Effects of Prophylactic Defibrotide for Veno-Occlusive Disease in Hematopoietic Stem Cell Transplantation

Defibrotide has recently been successfully used to treat veno-occlusive disease (VOD). We report the use of intravenous defibrotide for VOD prophylaxis in 49 patients who received hematopoietic stem cell transplantation (HSCT). This group was compared with a control group of 49 patients who underwent HSCT without defibrotide prophylaxis.

Data were collected retrospectively on 98 patients undergoing HSCT at the National Cancer Center, Goyang, Korea, between August 2005 and July 2008. During this period, defibrotide was randomly supplied to 49 patients free of charge by the compassionate use program. For 49 patients, VOD prophylaxis with 200 to 400 mg of defibrotide (25 mg/kg/day in children weighing less than 30 kg) administered intravenously 3 or 4 times daily was initiated from the start of conditioning and continued until 28 days post-HSCT.

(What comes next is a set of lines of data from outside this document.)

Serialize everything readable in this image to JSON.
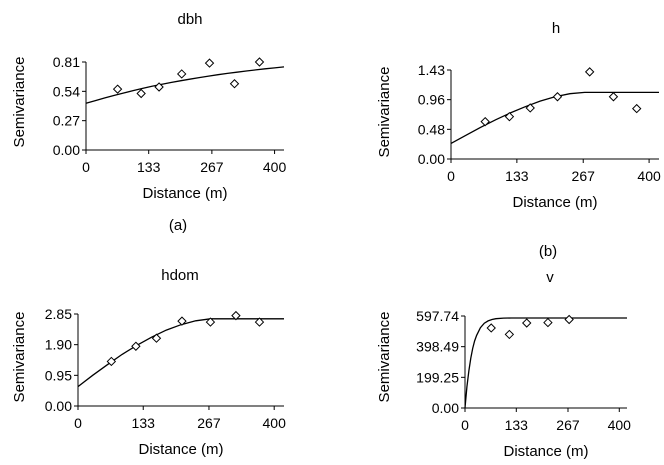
{
  "chart_data": [
    {
      "type": "scatter",
      "title": "dbh",
      "xlabel": "Distance (m)",
      "ylabel": "Semivariance",
      "caption": "(a)",
      "xlim": [
        0,
        420
      ],
      "ylim": [
        0,
        0.81
      ],
      "x_ticks": [
        "0",
        "133",
        "267",
        "400"
      ],
      "y_ticks": [
        "0.00",
        "0.27",
        "0.54",
        "0.81"
      ],
      "series": [
        {
          "marker": "diamond",
          "x": [
            67,
            117,
            155,
            203,
            262,
            315,
            368
          ],
          "y": [
            0.56,
            0.52,
            0.58,
            0.7,
            0.8,
            0.61,
            0.81
          ]
        }
      ],
      "fit_line": {
        "x": [
          0,
          20,
          40,
          60,
          80,
          100,
          120,
          140,
          160,
          180,
          200,
          220,
          240,
          260,
          280,
          300,
          320,
          340,
          360,
          380,
          400,
          420
        ],
        "y": [
          0.43,
          0.455,
          0.48,
          0.503,
          0.525,
          0.547,
          0.567,
          0.586,
          0.604,
          0.621,
          0.637,
          0.652,
          0.666,
          0.68,
          0.693,
          0.705,
          0.716,
          0.727,
          0.737,
          0.747,
          0.756,
          0.765
        ]
      }
    },
    {
      "type": "scatter",
      "title": "h",
      "xlabel": "Distance (m)",
      "ylabel": "Semivariance",
      "caption": "(b)",
      "xlim": [
        0,
        420
      ],
      "ylim": [
        0,
        1.43
      ],
      "x_ticks": [
        "0",
        "133",
        "267",
        "400"
      ],
      "y_ticks": [
        "0.00",
        "0.48",
        "0.96",
        "1.43"
      ],
      "series": [
        {
          "marker": "diamond",
          "x": [
            69,
            118,
            160,
            215,
            280,
            328,
            375
          ],
          "y": [
            0.6,
            0.68,
            0.82,
            1.0,
            1.4,
            1.0,
            0.81
          ]
        }
      ],
      "fit_line": {
        "x": [
          0,
          30,
          60,
          90,
          120,
          150,
          180,
          210,
          240,
          270,
          300,
          330,
          360,
          390,
          420
        ],
        "y": [
          0.25,
          0.38,
          0.51,
          0.63,
          0.74,
          0.84,
          0.93,
          1.0,
          1.05,
          1.07,
          1.07,
          1.07,
          1.07,
          1.07,
          1.07
        ]
      }
    },
    {
      "type": "scatter",
      "title": "hdom",
      "xlabel": "Distance (m)",
      "ylabel": "Semivariance",
      "caption": "",
      "xlim": [
        0,
        420
      ],
      "ylim": [
        0,
        2.85
      ],
      "x_ticks": [
        "0",
        "133",
        "267",
        "400"
      ],
      "y_ticks": [
        "0.00",
        "0.95",
        "1.90",
        "2.85"
      ],
      "series": [
        {
          "marker": "diamond",
          "x": [
            68,
            118,
            160,
            212,
            270,
            322,
            370
          ],
          "y": [
            1.38,
            1.85,
            2.1,
            2.63,
            2.6,
            2.8,
            2.6
          ]
        }
      ],
      "fit_line": {
        "x": [
          0,
          30,
          60,
          90,
          120,
          150,
          180,
          210,
          240,
          270,
          300,
          330,
          360,
          390,
          420
        ],
        "y": [
          0.6,
          0.95,
          1.28,
          1.6,
          1.88,
          2.13,
          2.35,
          2.52,
          2.64,
          2.7,
          2.7,
          2.7,
          2.7,
          2.7,
          2.7
        ]
      }
    },
    {
      "type": "scatter",
      "title": "v",
      "xlabel": "Distance (m)",
      "ylabel": "Semivariance",
      "caption": "",
      "xlim": [
        0,
        420
      ],
      "ylim": [
        0,
        597.74
      ],
      "x_ticks": [
        "0",
        "133",
        "267",
        "400"
      ],
      "y_ticks": [
        "0.00",
        "199.25",
        "398.49",
        "597.74"
      ],
      "series": [
        {
          "marker": "diamond",
          "x": [
            68,
            115,
            160,
            215,
            270
          ],
          "y": [
            520,
            478,
            552,
            555,
            575
          ]
        }
      ],
      "fit_line": {
        "x": [
          0,
          5,
          10,
          15,
          20,
          25,
          30,
          40,
          50,
          60,
          70,
          80,
          100,
          120,
          150,
          200,
          250,
          300,
          350,
          400,
          420
        ],
        "y": [
          0,
          137,
          243,
          324,
          387,
          435,
          472,
          522,
          551,
          566,
          575,
          580,
          584,
          585,
          585,
          585,
          585,
          585,
          585,
          585,
          585
        ]
      }
    }
  ]
}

VOD was diagnosed in 5 of 98 total patients (5.1%) at a median of 11 days post-HSCT (range: 10–14 days). VOD was graded as mild in 2 patients, moderate in 1, and severe in 2. The incidences of engraftment syndrome, thrombotic microangiopathy and VOD were not significantly different between the defibrotide group and the control group, although absolute incidences of each syndrome were lower in the defibrotide group. Patients who received prophylactic defibrotide showed earlier platelet engraftment (p<0.01) and lower activated prothrombin time (p=0.02) after HSCT. There was no day 100 treatment-related mortality (TRM) in the defibrotide group. Day 100 TRM occurred in two patients who did not receive defibrotide for VOD prophylaxis during allogeneic HSCT. Each patient was diagnosed with mild or severe VOD, and the direct causes of death were infection or VOD. Of the patients who were diagnosed with VOD, the overall survival at 100 days post HSCT was significantly higher in the defibrotide group compared to the control group (100% vs. 33.3 ± 27.2%, p<0.01). Defibrotide was well tolerated and was not discontinued in any patients. There was no grade 3 or 4 toxicity related to defibrotide or any worsening of clinical bleeding.

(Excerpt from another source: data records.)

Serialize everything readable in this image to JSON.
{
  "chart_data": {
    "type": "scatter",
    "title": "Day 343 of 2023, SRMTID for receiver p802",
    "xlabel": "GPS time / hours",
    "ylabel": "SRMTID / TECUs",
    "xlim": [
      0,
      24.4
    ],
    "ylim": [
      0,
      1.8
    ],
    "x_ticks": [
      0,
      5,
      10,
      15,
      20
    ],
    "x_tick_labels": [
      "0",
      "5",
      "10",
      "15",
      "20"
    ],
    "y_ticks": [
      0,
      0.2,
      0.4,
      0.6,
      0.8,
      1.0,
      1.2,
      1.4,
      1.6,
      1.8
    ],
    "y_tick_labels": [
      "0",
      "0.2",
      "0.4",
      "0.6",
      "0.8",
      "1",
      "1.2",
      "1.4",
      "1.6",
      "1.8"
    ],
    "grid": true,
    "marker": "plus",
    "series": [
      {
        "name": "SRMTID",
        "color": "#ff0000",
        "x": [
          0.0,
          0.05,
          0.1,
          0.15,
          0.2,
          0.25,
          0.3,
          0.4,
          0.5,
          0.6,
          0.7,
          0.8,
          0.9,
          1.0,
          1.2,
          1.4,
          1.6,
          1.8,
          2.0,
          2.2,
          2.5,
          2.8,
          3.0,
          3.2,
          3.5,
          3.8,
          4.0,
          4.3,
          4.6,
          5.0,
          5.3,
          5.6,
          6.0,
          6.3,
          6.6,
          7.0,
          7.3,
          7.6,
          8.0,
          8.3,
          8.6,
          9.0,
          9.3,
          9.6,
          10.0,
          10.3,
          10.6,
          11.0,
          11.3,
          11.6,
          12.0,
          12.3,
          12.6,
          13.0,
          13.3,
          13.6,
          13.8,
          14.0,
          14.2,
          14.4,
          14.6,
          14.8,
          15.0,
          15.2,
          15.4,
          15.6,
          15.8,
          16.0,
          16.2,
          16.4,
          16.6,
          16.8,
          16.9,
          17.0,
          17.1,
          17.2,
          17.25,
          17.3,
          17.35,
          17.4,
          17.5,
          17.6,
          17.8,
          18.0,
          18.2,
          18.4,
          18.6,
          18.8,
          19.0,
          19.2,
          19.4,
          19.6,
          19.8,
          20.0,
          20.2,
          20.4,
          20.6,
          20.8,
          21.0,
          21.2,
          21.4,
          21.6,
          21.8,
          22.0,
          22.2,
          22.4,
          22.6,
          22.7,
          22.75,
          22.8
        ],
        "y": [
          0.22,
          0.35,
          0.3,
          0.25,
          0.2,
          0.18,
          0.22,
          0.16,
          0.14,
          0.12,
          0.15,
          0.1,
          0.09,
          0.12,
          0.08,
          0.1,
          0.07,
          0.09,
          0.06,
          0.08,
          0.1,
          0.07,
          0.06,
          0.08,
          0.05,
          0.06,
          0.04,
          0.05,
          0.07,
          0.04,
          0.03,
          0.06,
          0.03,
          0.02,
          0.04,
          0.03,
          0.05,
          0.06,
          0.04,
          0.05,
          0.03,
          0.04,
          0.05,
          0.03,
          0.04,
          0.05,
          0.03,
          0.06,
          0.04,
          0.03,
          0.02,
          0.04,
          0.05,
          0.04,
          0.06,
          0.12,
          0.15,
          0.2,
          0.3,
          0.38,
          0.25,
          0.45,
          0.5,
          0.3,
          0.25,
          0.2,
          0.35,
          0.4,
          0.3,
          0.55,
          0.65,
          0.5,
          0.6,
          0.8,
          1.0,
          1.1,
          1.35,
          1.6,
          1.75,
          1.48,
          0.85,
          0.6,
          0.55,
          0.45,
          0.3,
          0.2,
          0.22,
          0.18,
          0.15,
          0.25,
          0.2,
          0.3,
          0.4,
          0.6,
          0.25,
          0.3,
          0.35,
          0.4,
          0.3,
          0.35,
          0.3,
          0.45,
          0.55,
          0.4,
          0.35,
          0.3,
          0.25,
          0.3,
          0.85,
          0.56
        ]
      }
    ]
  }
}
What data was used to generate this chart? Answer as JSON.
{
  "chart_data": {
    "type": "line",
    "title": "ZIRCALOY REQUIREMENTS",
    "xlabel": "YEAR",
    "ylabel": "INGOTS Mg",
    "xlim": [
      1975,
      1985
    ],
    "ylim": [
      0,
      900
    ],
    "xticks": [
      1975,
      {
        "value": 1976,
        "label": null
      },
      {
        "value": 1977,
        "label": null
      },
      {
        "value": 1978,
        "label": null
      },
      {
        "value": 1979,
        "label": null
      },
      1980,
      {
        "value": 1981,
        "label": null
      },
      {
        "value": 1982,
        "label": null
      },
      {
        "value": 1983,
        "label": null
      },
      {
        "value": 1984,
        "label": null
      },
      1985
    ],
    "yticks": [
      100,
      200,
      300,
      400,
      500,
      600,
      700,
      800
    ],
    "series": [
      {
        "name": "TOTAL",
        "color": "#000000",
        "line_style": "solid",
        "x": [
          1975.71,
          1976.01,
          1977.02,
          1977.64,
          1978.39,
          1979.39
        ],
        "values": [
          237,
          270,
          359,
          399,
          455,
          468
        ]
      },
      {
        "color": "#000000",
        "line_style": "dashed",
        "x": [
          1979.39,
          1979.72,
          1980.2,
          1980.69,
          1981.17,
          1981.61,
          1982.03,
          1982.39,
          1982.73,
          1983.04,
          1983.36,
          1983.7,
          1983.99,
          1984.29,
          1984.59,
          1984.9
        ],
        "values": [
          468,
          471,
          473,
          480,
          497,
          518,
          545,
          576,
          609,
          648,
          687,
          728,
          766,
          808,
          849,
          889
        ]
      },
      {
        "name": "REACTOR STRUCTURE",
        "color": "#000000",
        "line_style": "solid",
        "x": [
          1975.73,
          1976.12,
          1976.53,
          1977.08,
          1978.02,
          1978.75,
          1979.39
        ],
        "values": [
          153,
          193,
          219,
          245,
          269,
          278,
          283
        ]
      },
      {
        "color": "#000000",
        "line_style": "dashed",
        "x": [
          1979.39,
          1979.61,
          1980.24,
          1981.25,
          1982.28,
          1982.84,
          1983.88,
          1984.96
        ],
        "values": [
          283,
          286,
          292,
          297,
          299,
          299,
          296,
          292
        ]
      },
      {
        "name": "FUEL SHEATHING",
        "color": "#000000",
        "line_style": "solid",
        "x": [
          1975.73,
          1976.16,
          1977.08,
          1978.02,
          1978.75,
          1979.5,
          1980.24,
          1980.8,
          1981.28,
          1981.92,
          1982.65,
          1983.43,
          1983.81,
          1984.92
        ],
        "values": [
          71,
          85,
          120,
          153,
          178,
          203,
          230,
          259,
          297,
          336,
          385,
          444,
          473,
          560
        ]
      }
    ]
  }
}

Our data showed that the use of prophylactic defibrotide is safe and may have beneficial effects of defibrotide on hepatic endothelial damage following HSCT, with no TRM in defibrotide group. Considering there is no consensus on when to start treatment if a patient shows clinical features suggesting VOD, it could be important to use prophylactic defibrotide in advance for improved VOD outcomes.

No relevant conflicts of interest to declare.